Thinking back to that appointment at seacroft hospital on monday it turns out theres actually a fair bit more to say. The Dr i saw was an extremerly experienced man and although i have a thorough understanding of my eating disorder there was a few things he said that i found really interesting and were also suprising for me to hear so i thought I’d share them with you all.
Starting with the more negative side, although i obviously know i’ve been quite ill..it still hurts me everytime i hear someone say it..as though i’m being diagnosed all over again. As he spoke into his dictaphone to write his report, his first line was: “Emma Megan Hynard, 19 years old, severe recurrent anorexic, restrictive sub-type”. This reinforced the idea that anorexia takes away your identity entirely. Is that what i have become? Is that what i’ll always be known for? It felt like a criminal sentance, or even more morbidly what would be written on a gravestone. It hit home that if anorexia suceeded in taking my life, my greatest achievement would be letting it do so. This has happened multiple times, and it shows the extent of denial that comes with the illness. Although i know how dangerous being so underweight is, it continues to shock me everytime i hear it. Last year in hospital i was assessed under the mental health act (was a bit of a misunderstanding and for the record i wasn’t sectioned) and they stated the reasoning for the assessment was ‘high, imminent risk of sudden death’. It didnt’t matter how much I knew. There are somethings you choose not to let yourself believe, and that was one of them.
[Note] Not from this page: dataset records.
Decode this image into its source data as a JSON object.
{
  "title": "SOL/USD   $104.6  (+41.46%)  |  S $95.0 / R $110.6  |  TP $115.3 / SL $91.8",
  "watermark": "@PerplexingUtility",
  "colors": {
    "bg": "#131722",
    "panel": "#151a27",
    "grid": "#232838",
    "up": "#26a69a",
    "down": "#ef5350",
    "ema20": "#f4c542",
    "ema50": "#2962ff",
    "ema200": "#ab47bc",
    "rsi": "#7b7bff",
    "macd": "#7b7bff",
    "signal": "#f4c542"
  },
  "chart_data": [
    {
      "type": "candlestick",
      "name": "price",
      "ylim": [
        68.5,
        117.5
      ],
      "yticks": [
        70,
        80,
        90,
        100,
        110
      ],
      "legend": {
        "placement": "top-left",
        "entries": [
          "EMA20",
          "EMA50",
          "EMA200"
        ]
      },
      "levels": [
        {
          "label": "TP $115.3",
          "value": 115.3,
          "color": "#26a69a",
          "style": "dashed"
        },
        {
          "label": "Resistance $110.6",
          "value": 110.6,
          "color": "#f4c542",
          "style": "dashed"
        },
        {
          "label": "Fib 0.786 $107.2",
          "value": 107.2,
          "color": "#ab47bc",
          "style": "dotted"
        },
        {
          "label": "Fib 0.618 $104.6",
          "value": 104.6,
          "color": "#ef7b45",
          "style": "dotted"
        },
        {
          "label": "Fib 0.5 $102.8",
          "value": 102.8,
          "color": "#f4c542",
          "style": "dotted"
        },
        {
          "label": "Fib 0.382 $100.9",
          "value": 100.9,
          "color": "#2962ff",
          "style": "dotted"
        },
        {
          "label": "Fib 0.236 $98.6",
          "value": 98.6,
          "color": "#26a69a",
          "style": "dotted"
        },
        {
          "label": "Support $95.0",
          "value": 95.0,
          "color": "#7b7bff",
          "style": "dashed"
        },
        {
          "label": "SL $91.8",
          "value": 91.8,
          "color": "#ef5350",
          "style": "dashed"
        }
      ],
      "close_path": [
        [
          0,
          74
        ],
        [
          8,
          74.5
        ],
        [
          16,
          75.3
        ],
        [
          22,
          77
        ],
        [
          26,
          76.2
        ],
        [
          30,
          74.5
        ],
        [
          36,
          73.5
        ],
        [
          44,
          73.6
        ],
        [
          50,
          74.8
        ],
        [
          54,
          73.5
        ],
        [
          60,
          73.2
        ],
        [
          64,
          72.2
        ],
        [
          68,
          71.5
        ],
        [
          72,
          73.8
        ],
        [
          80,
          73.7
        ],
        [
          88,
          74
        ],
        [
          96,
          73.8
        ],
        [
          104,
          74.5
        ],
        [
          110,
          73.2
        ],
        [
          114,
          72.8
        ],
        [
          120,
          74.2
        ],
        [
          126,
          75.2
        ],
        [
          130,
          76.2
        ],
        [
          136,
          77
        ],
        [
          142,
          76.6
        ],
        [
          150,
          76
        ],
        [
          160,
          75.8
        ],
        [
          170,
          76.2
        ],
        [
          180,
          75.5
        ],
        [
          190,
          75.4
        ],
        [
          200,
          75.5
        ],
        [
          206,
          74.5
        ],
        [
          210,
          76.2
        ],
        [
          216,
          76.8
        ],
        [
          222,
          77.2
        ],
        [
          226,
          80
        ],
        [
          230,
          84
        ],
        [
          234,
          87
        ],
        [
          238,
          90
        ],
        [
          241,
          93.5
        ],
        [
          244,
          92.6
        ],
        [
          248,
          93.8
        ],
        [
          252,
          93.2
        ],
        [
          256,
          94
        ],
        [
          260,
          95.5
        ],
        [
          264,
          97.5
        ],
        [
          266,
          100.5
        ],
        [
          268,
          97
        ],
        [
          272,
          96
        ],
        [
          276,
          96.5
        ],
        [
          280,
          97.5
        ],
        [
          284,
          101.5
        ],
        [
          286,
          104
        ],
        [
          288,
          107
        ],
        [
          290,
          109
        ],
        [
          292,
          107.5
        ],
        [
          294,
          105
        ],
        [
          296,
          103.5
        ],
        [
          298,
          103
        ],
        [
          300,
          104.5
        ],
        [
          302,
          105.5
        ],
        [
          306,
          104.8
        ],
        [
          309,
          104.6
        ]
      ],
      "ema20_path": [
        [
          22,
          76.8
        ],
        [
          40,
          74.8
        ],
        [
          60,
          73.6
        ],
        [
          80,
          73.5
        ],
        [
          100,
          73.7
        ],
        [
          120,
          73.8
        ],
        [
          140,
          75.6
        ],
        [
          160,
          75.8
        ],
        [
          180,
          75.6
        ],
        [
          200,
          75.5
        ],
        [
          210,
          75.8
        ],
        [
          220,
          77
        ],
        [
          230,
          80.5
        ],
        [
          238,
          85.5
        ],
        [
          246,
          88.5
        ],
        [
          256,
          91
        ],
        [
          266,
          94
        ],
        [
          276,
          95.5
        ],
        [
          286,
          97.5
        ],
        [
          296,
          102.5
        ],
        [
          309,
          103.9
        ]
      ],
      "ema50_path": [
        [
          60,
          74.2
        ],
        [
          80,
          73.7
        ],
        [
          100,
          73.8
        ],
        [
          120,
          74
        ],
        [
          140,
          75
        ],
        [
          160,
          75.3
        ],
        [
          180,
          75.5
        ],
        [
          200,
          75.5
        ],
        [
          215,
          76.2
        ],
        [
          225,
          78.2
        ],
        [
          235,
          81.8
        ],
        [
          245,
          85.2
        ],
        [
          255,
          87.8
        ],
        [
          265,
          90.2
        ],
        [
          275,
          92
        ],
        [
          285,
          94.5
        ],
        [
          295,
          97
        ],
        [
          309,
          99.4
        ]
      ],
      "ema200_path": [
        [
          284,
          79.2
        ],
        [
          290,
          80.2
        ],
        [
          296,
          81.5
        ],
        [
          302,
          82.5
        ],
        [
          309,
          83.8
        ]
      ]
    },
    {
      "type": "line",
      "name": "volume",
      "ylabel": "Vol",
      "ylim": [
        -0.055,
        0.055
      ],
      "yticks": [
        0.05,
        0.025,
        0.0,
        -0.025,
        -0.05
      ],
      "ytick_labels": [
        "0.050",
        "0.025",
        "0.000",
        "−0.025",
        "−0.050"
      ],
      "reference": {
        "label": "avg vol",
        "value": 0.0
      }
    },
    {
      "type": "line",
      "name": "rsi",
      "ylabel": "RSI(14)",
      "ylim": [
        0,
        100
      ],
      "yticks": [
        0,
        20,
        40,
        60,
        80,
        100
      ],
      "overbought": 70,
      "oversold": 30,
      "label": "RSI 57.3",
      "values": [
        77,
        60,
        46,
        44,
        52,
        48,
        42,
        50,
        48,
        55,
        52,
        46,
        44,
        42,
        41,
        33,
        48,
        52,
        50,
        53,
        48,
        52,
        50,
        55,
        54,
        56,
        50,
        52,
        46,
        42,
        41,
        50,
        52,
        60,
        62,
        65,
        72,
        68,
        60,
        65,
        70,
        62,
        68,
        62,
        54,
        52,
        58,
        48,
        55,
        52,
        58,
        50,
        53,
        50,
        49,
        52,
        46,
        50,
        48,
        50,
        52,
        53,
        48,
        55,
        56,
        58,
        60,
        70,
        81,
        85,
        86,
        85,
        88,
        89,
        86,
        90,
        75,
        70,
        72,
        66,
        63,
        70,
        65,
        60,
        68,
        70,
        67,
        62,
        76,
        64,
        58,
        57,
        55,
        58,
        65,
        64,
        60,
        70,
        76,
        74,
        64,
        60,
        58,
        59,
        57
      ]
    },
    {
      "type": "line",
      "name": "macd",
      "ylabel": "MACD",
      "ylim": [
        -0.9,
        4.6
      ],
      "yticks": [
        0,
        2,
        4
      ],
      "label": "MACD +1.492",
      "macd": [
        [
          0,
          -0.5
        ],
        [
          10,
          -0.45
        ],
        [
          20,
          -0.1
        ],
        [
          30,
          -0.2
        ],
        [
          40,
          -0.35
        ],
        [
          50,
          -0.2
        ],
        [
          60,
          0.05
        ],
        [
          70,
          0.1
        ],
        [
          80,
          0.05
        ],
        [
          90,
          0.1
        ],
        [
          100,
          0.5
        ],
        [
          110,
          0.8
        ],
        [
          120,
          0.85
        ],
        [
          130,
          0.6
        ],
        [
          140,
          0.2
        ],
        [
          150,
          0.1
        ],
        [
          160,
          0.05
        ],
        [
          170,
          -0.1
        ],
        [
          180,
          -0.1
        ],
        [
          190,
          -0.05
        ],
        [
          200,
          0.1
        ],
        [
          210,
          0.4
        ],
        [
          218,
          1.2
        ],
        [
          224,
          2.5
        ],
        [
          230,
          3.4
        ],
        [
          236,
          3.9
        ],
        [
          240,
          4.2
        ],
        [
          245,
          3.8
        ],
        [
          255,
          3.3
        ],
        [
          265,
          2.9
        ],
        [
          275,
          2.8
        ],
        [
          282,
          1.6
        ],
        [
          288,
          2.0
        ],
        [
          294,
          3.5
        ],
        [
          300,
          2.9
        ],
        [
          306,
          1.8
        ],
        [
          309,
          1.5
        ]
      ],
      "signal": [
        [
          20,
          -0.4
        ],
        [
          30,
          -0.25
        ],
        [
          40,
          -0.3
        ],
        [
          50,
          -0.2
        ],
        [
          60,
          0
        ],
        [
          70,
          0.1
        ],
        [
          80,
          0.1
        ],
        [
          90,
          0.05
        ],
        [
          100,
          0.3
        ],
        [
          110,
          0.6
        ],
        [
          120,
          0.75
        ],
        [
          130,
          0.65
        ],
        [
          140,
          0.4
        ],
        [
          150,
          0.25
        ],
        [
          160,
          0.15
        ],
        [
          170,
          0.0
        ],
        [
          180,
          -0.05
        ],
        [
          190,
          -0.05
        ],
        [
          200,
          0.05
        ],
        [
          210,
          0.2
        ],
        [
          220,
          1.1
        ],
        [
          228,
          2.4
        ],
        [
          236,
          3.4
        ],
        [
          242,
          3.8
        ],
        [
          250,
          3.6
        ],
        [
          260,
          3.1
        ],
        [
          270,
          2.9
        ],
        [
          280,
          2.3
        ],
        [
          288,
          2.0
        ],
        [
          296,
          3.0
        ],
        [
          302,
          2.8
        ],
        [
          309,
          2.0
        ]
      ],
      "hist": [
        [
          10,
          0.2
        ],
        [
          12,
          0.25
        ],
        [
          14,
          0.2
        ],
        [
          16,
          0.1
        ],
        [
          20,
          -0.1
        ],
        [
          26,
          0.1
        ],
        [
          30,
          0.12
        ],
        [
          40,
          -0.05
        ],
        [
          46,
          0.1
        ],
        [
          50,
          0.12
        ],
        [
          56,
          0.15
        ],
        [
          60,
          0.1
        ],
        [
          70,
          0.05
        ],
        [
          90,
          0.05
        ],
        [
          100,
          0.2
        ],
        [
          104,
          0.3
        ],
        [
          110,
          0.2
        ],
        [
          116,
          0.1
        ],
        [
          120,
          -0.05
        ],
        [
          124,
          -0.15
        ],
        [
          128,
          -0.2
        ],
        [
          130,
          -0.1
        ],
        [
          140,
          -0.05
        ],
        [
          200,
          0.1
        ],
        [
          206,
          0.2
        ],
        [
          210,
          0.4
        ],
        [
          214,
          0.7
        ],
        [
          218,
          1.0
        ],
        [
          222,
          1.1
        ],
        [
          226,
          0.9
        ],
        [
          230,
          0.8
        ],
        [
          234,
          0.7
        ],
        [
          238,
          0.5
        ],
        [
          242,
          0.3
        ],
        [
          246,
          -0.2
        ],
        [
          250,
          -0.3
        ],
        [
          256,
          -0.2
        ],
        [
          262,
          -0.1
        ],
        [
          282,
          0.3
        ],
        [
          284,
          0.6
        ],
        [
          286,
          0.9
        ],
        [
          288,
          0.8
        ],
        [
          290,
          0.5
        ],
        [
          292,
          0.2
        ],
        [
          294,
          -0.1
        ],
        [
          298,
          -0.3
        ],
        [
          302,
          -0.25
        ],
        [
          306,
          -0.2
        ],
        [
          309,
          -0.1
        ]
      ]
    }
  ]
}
Another thing he mentioned was something my mum has said time and time again. He was saying how putting someone into hospital against their will is a balancing act between psychological risk (i.e. being sectioned decreases motivation to get better, as an anorexic can only recover in the long term through their own decision to do so), and the physical risk of leaving them without medical help. He went on to say how treatment for anorexia bluntly consists of keeping me alive until i make the decision to get better on my own, and that is the only way recovery can happen. This couldn’t be more true..there is no ‘magic hospital’ or treatment..you can put somebody in every eating disorder unit in the country and they will not get better if they don’t want to. In my eyes hospitaliation has been purely to stabalise me physically..and if i have the mental capacity to get better that can and will happen at home.
On the bright side, aside from osteoporosis (which i mentioned in a recent instagram post you can see here https://instagram.com/finding.emma/), his research has shown the other effects of an eating disorder (including fertility) are usually reversible with restored weight. This is a MASSIVE thing for me as i was terrified i had ruined my chances of ever having children, and although its too soon to say whether i can, i have hope and sometimes thats all you need. The danger of not having hope is people often lose the motivation to get better as they no longer see the point. So just remember its never too late to turn things around!